Diese „unheimlichen Begegnungen der 4. Art“ haben Landwirte motiviert, sich online zu vernetzen. Gemeinsam versuchen sie die Herausforderungen in der Kommunikation mit Verbrauchern und Aktivisten anzunehmen und der Entfremdung zwischen beiden Welten – meist Stadt und Land – zu entgegnen.

AgChat Conference 2016 in Kansys City

AgChat Conference 2016 in Kansas City

Farmer und Landwirte vernetzt
In den USA wird „Social Media“ schon länger und intensiver genutzt. 2009 schlossen sich einige online aktive Farmer und Farmerinnen zusammen und wollten den Erfahrungsaustausch miteinander verbessern, wie man mit der „unheimlichen Begegnung” mit Verbrauchern und Aktivisten umgeht: Die AgChat Foundation wurde gegründet, um Agrarblogger und auf Sozialen Medien aktive Farmer miteinander im echten Leben zu vernetzen. Die erste Konferenz mit dem Titel „ Agvocacy 2.0 Conference“ fand Ende August 2010 statt. Aus einer Gruppe von rund 10 aktiven Leuten ist inzwischen eine breite Grassrootbewegung geworden. Ihr Motto: „Empowering farmers and ranchers to connect communities through social media platforms.”
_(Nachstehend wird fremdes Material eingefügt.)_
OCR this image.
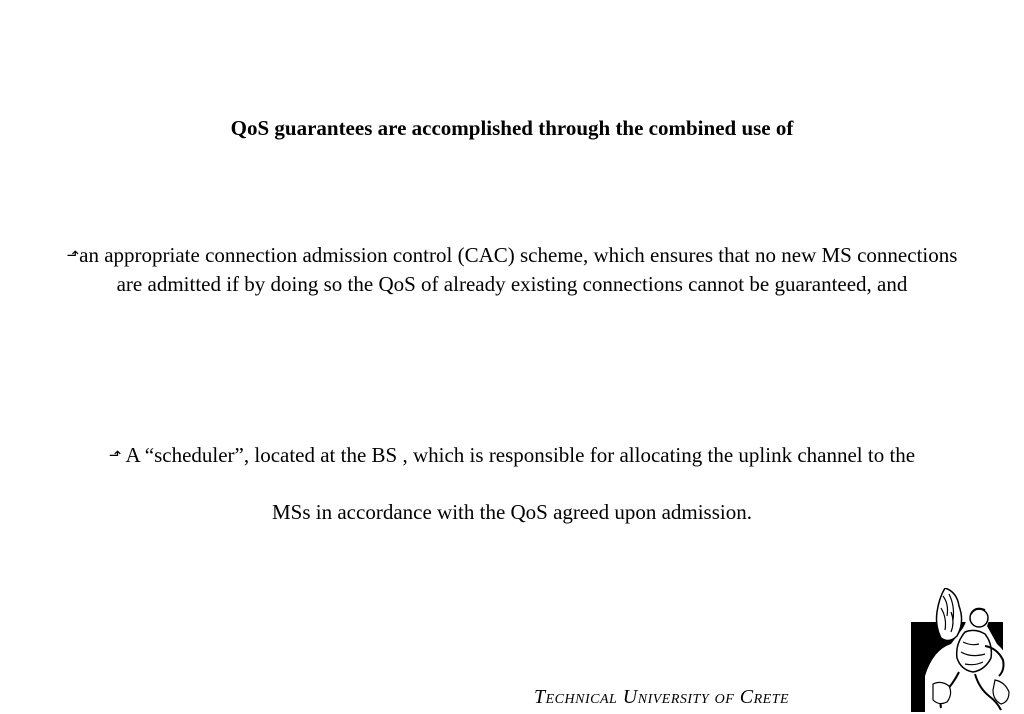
QoS guarantees are accomplished through the combined use of
⬏an appropriate connection admission control (CAC) scheme, which ensures that no new MS connections are admitted if by doing so the QoS of already existing connections cannot be guaranteed, and
⬏ A “scheduler”, located at the BS , which is responsible for allocating the uplink channel to the
MSs in accordance with the QoS agreed upon admission.
Technical University of Crete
Anfang Dezember 2016 nahmen über 170 Landwirte und Landwirtinnen, Foodbloggerinnen sowie Kommunikationsfachleute der US-Agrarbranche an der 7. AgChat Conference in Kansas City teil. Erstmals waren auch Teilnehmer aus Deutschland dabei: Nadine Henke, Tierärztin und Ferkelerzeugerin aus Bruchhausen-Vilsen, Marcus Holtkötter, Schweinehalter und Ackerbauer aus Altenberge, sowie Bernhard Barkmann, Bullenmäster und Schweinehalter aus Messingen und Blogger auf www.blogagrar.de. Und ich.

Die deutschen Teilnehmer stellten fest, dass sie den gleichen Herausforderungen gegenüberstehen wie die US Farmer: Sie sehen, welche Desinformationen Aktivisten im Netz streuen, wie solche bei Verbrauchern und Journalisten Früchte tragen und möchte sich wehren. Online.
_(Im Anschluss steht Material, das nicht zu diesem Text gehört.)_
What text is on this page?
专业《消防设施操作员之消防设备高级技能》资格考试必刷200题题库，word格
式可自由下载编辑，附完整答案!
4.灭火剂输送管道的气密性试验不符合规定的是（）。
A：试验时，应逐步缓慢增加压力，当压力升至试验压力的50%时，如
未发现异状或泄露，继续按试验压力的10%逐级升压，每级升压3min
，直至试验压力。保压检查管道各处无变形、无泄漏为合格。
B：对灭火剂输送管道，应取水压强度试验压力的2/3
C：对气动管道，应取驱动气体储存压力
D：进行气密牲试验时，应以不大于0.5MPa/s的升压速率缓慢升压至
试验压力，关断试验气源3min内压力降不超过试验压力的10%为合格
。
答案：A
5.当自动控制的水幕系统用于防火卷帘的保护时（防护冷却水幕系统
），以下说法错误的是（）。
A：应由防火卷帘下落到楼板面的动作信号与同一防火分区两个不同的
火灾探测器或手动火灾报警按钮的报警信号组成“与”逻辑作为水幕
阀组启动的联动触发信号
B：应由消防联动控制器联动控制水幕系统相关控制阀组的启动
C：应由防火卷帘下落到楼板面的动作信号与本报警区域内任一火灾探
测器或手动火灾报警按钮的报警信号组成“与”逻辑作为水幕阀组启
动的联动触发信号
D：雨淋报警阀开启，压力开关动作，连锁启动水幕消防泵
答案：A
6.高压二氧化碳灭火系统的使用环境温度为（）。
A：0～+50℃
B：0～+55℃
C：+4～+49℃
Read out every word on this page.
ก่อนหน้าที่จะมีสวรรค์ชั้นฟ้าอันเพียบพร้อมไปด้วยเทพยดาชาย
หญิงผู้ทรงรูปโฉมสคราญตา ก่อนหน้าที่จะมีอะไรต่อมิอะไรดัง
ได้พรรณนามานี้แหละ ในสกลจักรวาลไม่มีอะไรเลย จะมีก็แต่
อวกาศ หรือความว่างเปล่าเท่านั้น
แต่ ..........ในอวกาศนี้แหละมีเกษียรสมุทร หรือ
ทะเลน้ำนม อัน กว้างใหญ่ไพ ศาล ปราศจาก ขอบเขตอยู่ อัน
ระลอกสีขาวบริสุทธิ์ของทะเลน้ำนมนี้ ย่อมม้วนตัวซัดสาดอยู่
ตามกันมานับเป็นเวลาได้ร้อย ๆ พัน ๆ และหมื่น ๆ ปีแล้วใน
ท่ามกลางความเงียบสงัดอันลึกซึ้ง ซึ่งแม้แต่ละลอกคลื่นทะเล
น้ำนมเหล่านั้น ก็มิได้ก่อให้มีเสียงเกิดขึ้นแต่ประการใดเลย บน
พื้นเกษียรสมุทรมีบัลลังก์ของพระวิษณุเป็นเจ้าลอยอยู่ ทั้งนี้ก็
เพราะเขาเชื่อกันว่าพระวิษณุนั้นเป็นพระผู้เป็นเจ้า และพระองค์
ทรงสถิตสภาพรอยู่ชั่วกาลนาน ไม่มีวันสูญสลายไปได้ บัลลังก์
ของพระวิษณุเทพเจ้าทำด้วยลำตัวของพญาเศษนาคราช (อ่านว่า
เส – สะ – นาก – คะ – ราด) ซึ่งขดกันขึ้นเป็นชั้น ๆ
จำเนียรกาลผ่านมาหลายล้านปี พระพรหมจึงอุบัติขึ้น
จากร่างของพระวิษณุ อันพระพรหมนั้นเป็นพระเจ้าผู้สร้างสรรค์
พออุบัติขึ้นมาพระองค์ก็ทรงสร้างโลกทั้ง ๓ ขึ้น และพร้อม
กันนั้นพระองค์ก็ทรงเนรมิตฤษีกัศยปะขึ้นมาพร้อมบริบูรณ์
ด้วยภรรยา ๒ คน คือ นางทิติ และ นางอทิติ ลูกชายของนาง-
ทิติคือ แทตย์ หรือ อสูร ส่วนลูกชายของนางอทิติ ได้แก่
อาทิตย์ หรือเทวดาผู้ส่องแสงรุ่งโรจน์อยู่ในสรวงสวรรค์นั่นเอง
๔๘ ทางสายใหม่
Bernhard bloggt aus ähnlichen Gründen über aktuelle agrarpolitische Themen. Nadine und Marcus gründeten dazu zusammen mit Kathrin Seeger, Schweinehalterin aus Hessen, Ende 2014 die Facebookseite “Frag den Landwirt“. Hier in Kansas City treffen sie die Gründerinnen ihres Vorbilds, die US Initiative “Ask the Farmers“. Diese ging im August 2014 online, um Verbrauchern Rede und Antwort zu stehen, wenn es um landwirtschaftliche Themen geht.

Es menschelt
Die Grassrootbewegungen dies- und jenseits des Atlantiks mussten ähnliche Erfahrungen machen – insbesondere gruppendynamischer Natur. Die Vielfalt der Betriebe und landwirtschaftlichen Produktionsweisen macht es manchmal schwierig, mit einer Stimme zu sprechen. Nur in der Diskussion mit Tierrechtlern ziehen konventionelle Landwirte mit Biobauern an einem Strang. Zudem kann das Miteinander durch persönliche Eitelkeiten, wer nun die meisten Follower, die besseren Ideen oder Themen auf seiner Seite publiziert, empfindlich gestört werden.
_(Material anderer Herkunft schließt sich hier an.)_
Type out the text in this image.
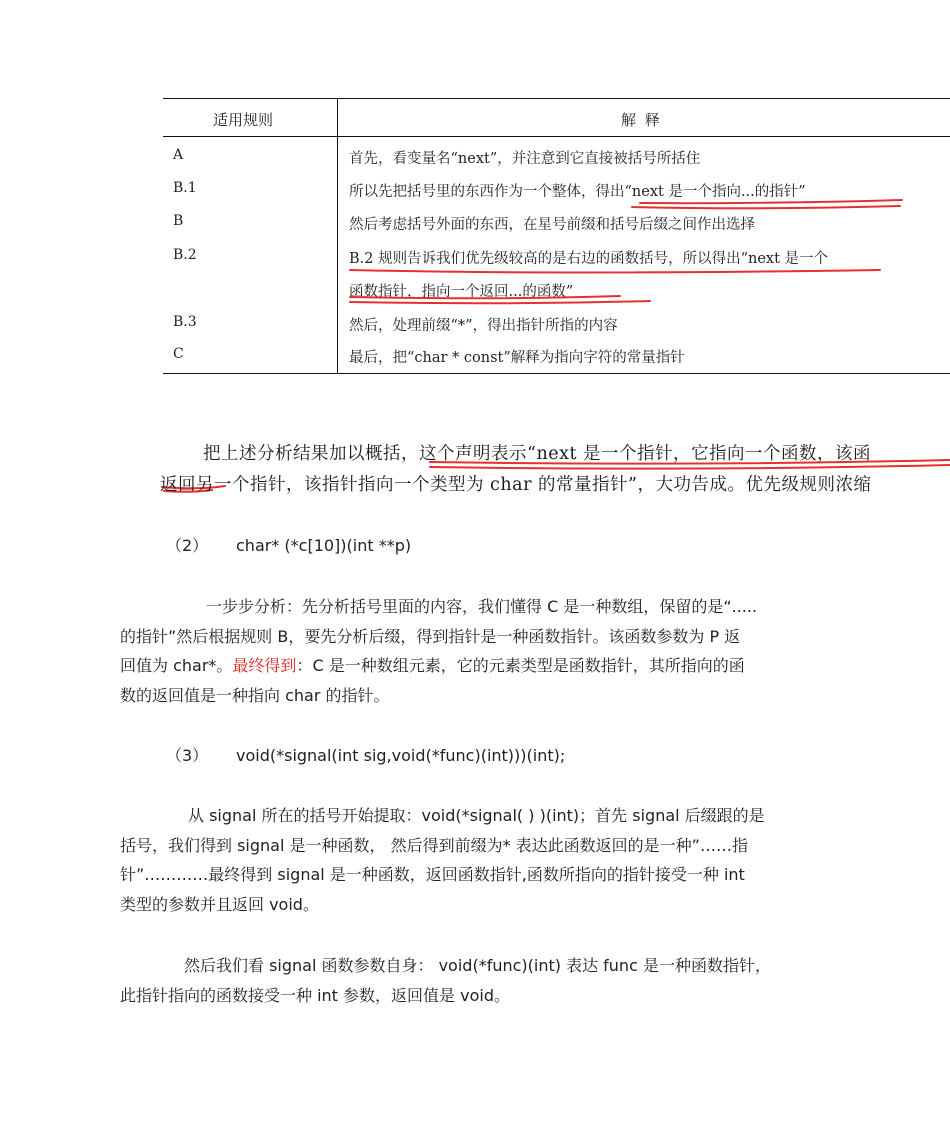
适用规则	解 释
A	首先，看变量名“next”，并注意到它直接被括号所括住
B.1	所以先把括号里的东西作为一个整体，得出“next 是一个指向...的指针”
B	然后考虑括号外面的东西，在星号前缀和括号后缀之间作出选择
B.2	B.2 规则告诉我们优先级较高的是右边的函数括号，所以得出“next 是一个
函数指针，指向一个返回...的函数”
B.3	然后，处理前缀“*”，得出指针所指的内容
C	最后，把“char * const”解释为指向字符的常量指针
把上述分析结果加以概括，这个声明表示“next 是一个指针，它指向一个函数，该函
返回另一个指针，该指针指向一个类型为 char 的常量指针”，大功告成。优先级规则浓缩
（2） char* (*c[10])(int **p)
一步步分析：先分析括号里面的内容，我们懂得 C 是一种数组，保留的是“.....
的指针”然后根据规则 B，要先分析后缀，得到指针是一种函数指针。该函数参数为 P 返
回值为 char*。最终得到：C 是一种数组元素，它的元素类型是函数指针，其所指向的函
数的返回值是一种指向 char 的指针。
（3） void(*signal(int sig,void(*func)(int)))(int);
从 signal 所在的括号开始提取：void(*signal( ) )(int)；首先 signal 后缀跟的是
括号，我们得到 signal 是一种函数， 然后得到前缀为* 表达此函数返回的是一种”……指
针”…………最终得到 signal 是一种函数，返回函数指针,函数所指向的指针接受一种 int
类型的参数并且返回 void。
然后我们看 signal 函数参数自身： void(*func)(int) 表达 func 是一种函数指针，
此指针指向的函数接受一种 int 参数，返回值是 void。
Auf der AgChat Konferenz gibt es für die Netzwerker Impulse zu vielen Themen und Problemen: Leah Beyer, Foodbloggerin und Frau eines Farmers, rät in der Podiumsdiskussion den Netzlandwirten: „Wir müssen die Reihen geschlossen halten und uns gegenseitig helfen.“ Ihr Credo: „Der Erfolg eines anderen schmälert meinen Erfolg nicht.“
Für Greg Peterson ist der Zwist zwischen Biolandwirtschaft und konventioneller Landwirtschaft sinnlos. Beide Formen könnten viel voneinander lernen und damit auch geschlossener gegenüber den grundsätzlichen Kritikern der Landwirtschaft auftreten, insbesondere Veganern.

Robert Sharkey, Podcaster auf sharkfarmer.libsyn.com, sagt, es gibt kein Monopol auf die beste Art von „Agvocating“*, der Kommunikation von Landwirten mit Verbrauchern. Die Chancen liegen in Vielfalt und Kreativität der verschiedenen Blogs und der kommunikativen Konzepte. Die Netzgemeinde sollte aber trotz aller individuellen Sichtweisen das gemeinsame Ziel immer im Auge behalten: die Stories über die Landwirtschaft nicht ausschließlich andere erzählen zu lassen.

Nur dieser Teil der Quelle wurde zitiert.